Woody Allen for ever

Woody Allen est un homme que désespère notre monde -et particulièrement cette Amérique profonde qu'il abhorre- mais qui sans cesse (et sans illusion) traque le bonheur.

 

Le voici de nouveau à New-York après 4 films à l’étranger. Ce dernier film, Wathever works (traduction approximative : le tout c'est que ça marche), est un bijou, un conte de fées philosophique, où Woody s'adresse directement au spectateur (mais se trouvant trop vieux, il ne joue pas son propre rôle).

 

La vie ne vaut rien, ne sert à rien, le hasard mène la danse, la bêtise humaine est insondable.

 

La preuve : la vie de ce brillant et excentrique savant qui s'exprime pour lui.

 

"Ce génie", professeur de mécanique quantique à Columbia, ayant raté le Nobel d'un cheveu (à cause de la politique), doté d'une épouse belle, amoureuse, intelligente, très cultivée, adorant le sexe, découvre lors d'une attaque de panique qu'il va droit dans le mur.

 

Le voici donc face à nous, dans un café new-yorkais à philosopher avec quelques bohèmes,  vivant dans un taudis, avec les maigres subsides procurés par des leçons d'échec données dans la rue à des gamins copieusement injuriés pour cause de nullité.

 

Et c'est là que le conte de fées débute, quand une adorable plouc de 20 ans (encore une actrice exceptionnelle dégotée par Allen), reine de concours de beauté du Mississipi profond, qui aurait pu concourir au seul Oscar des parties de jambes en l'air, échoue sur son palier.

 

Dès lors la gamine, qui découvre émerveillée ce que c'est que vivre avec un génie, totalement hypocondriaque et mégalo, parle à tout propos (et hors de propos !), d'entropie, de vitesse de la lumière et de protons aux jeunes éberlués qui ne manquent pas de lui faire la cour.
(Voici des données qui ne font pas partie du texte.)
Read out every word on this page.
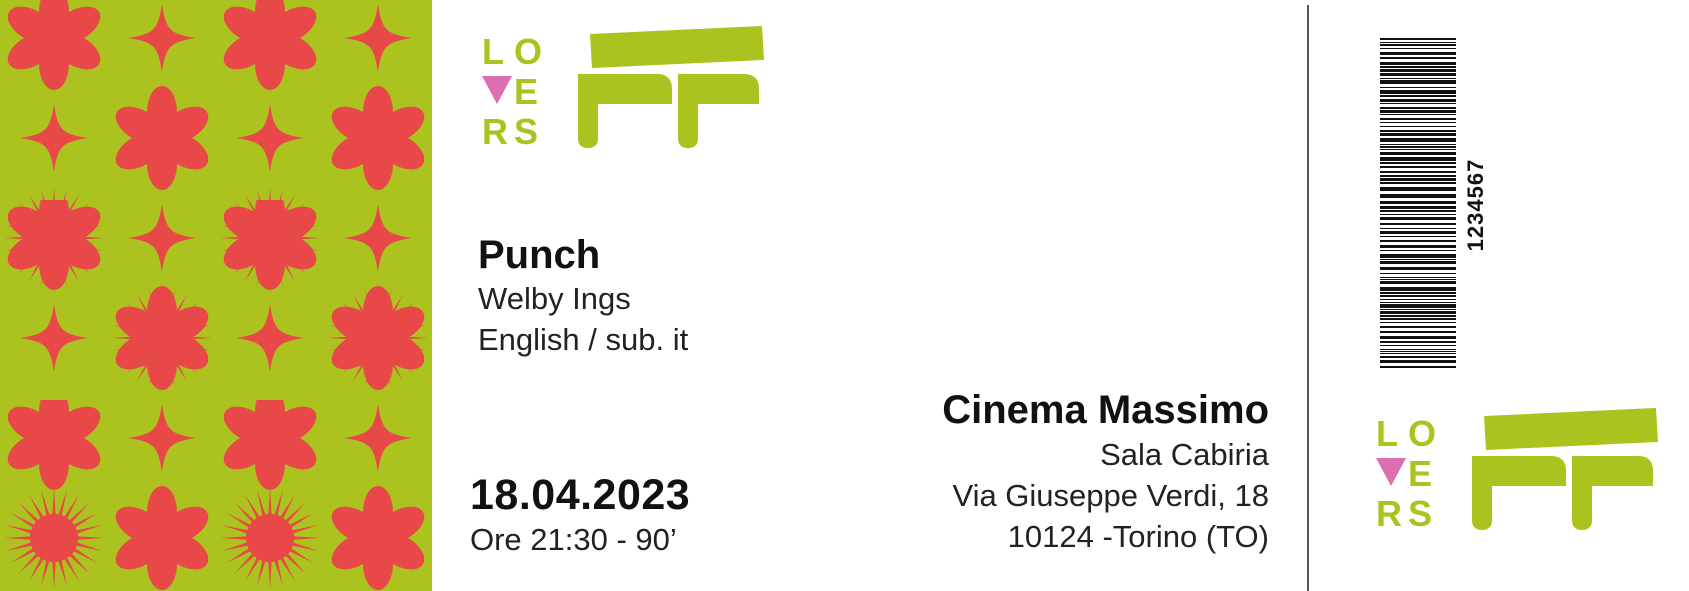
L O
E
R S
Punch
Welby Ings
English / sub. it
18.04.2023
Ore 21:30 - 90’
Cinema Massimo
Sala Cabiria
Via Giuseppe Verdi, 18
10124 -Torino (TO)
1234567
L O
E
R S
En fait on comprendra bien vite qu'elle n'est pas tout à fait dupe.

 

La suite me fait irrésistiblement penser à Théorème de Pasolini (en moins mystique, moins scabreux et beaucoup plus léger) où un étrange visiteur s'introduit dans une riche famille bourgeoise et séduit père, mère, fils, fille et bonne, servant de révélateur d'une existence vaine et futile.

 

Melody ne séduira que le vieux misanthrope et un jeune acteur, mais attirant à New-York ses parents, chrétiens ultra conservateurs, sera à l'origine de spectaculaires conversions.

 

Les détracteurs de l'auteur rediront que c'est verbeux, pontifiant, nombriliste... J'ai trouvé ce conte léger et grave, l'humour -toujours aussi corrosif- intact, l'amour des femmes toujours aussi présent... et j'ai toujours pensé que le nombril de Woody Allen ressemblait furieusement au mien et sans aucun doute à beaucoup d'autres !

 

Le génie pour moi c’est Woody Allen qui à 74 ans est capable de nous offrir un tel film.